Running for a second term as one of Canada's most popular mayors - at times during his tenure, he was the country's most popular politician - Nenshi is not the cuddly, purple bear of yore, but a political operative; he struts more like a fighter, his tone is more focus and less pie-in-the sky.
.@ezralevant so, Ez, fill your boots with lazy manufactured outrage just like you did when we were kids. But I won't play with you, sorry.— Naheed Nenshi (@nenshi) September 8, 2013
Rather than introducing himself to the voters with eloquent messages of Calgary's potential greatness, Nenshi launched his latest campaign with a pointed, preemptive strike against the city's developers and feverishly defended his mayoral record.
Before campaigning had started, the city's developers made their dislike of the mayor abundantly clear and put their money where they proverbial mouth is, funding a one-million-dollar effort to elect a city council that would neuter Nenshi's war against urban sprawl.
It's a war against unsustainable growth, according to the mayor, and Nenshi didn't let the attack go unanswered.
But his win is not the clean, overture of three years ago, after he failed to deliver on items, such as a cohesive secondary suite policy, that many Calgarians elected him for but that never materialized.

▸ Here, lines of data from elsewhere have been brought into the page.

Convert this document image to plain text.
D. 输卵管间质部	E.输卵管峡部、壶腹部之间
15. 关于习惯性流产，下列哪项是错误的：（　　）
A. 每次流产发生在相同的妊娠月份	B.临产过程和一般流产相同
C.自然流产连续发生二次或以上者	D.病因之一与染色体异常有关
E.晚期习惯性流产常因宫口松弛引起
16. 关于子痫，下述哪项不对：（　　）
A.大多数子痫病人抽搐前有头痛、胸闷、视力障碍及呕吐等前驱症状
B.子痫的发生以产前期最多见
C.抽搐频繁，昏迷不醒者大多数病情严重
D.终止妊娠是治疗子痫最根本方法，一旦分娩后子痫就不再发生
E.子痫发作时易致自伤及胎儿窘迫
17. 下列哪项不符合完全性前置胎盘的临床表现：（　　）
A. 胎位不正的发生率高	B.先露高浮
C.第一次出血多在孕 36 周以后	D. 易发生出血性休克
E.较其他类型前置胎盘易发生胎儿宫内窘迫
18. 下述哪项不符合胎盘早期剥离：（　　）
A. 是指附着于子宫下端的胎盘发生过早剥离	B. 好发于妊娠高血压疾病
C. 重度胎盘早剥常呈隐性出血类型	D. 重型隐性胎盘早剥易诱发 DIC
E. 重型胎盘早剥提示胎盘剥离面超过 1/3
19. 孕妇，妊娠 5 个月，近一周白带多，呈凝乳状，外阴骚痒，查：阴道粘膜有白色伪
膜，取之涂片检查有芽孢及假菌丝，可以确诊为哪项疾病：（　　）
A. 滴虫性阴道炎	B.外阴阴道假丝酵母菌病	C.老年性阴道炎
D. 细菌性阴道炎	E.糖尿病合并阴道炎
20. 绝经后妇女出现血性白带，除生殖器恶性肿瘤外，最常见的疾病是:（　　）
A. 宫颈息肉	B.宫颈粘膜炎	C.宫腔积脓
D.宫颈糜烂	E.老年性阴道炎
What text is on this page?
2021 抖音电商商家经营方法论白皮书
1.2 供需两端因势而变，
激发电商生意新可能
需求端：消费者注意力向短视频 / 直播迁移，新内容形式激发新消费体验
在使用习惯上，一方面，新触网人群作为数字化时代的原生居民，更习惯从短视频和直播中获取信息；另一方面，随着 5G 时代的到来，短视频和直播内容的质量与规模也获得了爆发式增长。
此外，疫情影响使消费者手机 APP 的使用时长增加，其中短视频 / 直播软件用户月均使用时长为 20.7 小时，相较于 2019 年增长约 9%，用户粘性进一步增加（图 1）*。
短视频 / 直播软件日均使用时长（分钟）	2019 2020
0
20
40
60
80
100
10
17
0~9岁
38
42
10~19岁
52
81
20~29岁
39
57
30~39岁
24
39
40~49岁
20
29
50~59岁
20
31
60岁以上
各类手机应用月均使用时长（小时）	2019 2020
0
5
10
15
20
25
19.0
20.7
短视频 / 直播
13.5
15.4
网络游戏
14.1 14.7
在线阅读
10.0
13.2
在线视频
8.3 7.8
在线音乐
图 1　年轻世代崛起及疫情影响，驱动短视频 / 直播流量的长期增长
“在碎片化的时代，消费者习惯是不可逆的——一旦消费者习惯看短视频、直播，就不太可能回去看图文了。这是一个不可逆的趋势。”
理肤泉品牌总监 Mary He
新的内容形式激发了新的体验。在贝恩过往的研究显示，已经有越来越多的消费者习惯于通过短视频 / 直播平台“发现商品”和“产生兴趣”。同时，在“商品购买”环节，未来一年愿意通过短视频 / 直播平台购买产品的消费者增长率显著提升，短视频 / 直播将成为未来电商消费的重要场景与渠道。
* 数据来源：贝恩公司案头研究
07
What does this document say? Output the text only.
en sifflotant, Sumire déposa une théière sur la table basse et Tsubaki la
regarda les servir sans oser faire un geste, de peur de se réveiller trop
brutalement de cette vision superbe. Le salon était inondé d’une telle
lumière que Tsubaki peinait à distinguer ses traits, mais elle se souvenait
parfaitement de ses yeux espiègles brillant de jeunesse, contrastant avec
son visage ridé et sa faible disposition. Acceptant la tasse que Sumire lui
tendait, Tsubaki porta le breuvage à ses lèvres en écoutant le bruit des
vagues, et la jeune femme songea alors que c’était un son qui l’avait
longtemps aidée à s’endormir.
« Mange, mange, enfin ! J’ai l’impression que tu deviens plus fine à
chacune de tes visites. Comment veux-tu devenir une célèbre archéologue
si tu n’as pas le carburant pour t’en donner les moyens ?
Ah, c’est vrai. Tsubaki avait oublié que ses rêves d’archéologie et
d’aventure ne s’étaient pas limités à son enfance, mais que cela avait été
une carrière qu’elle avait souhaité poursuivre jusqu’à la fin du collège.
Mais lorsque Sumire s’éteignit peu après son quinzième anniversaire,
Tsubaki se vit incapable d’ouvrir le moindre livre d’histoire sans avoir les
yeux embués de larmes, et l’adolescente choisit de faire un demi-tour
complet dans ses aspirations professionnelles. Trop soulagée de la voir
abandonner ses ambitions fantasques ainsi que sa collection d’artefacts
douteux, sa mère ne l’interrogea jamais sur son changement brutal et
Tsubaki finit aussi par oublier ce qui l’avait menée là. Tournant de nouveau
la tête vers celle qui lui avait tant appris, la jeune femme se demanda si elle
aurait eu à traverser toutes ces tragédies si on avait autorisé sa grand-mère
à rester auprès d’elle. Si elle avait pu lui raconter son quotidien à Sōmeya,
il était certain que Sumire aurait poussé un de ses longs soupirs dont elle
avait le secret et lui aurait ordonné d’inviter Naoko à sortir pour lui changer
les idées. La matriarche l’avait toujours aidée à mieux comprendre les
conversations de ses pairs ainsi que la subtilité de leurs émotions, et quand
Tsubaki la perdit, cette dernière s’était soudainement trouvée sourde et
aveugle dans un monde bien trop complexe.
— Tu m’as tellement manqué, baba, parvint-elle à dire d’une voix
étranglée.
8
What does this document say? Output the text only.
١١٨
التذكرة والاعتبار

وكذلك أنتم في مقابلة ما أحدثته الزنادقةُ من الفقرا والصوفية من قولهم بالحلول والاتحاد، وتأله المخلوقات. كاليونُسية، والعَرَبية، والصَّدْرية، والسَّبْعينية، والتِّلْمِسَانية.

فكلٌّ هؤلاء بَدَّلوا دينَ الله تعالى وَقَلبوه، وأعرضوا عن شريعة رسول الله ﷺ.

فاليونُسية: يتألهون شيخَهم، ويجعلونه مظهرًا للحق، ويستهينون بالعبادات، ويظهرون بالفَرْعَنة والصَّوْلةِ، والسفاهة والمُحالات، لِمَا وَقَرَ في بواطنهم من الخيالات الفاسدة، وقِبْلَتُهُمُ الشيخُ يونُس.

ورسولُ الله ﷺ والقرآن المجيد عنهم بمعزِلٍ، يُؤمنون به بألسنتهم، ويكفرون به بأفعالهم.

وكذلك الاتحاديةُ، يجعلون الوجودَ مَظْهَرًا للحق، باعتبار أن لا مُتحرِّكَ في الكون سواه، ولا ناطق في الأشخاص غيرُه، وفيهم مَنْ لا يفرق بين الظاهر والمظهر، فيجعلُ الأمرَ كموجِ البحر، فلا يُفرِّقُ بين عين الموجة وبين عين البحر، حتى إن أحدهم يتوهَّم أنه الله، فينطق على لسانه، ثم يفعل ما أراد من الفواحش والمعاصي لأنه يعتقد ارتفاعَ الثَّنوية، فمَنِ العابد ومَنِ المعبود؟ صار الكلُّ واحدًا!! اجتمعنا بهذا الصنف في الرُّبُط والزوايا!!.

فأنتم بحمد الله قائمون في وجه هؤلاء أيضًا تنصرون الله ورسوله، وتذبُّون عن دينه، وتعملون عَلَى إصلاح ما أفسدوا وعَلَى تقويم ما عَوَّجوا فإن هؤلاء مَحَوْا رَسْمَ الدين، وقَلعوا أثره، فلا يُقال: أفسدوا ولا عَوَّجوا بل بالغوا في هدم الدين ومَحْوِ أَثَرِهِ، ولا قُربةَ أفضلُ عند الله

Nenshi may have brought a slicker, cut-throat political persona to the election this time around but the persona of the man who vocally and emotionally guided Calgary through the worst natural disaster in Alberta's history, also came along for the ride.
It's morning in Calgary! Sunny, water levels are down, and our spirit remains strong. We're not out of this, but maybe have turned corner.— Naheed Nenshi (@nenshi) June 22, 2013
As a result,and at last count, Nenshi garnered 74 per cent of the vote in a field of seven contenders, and will serve another four years as mayor of Calgary.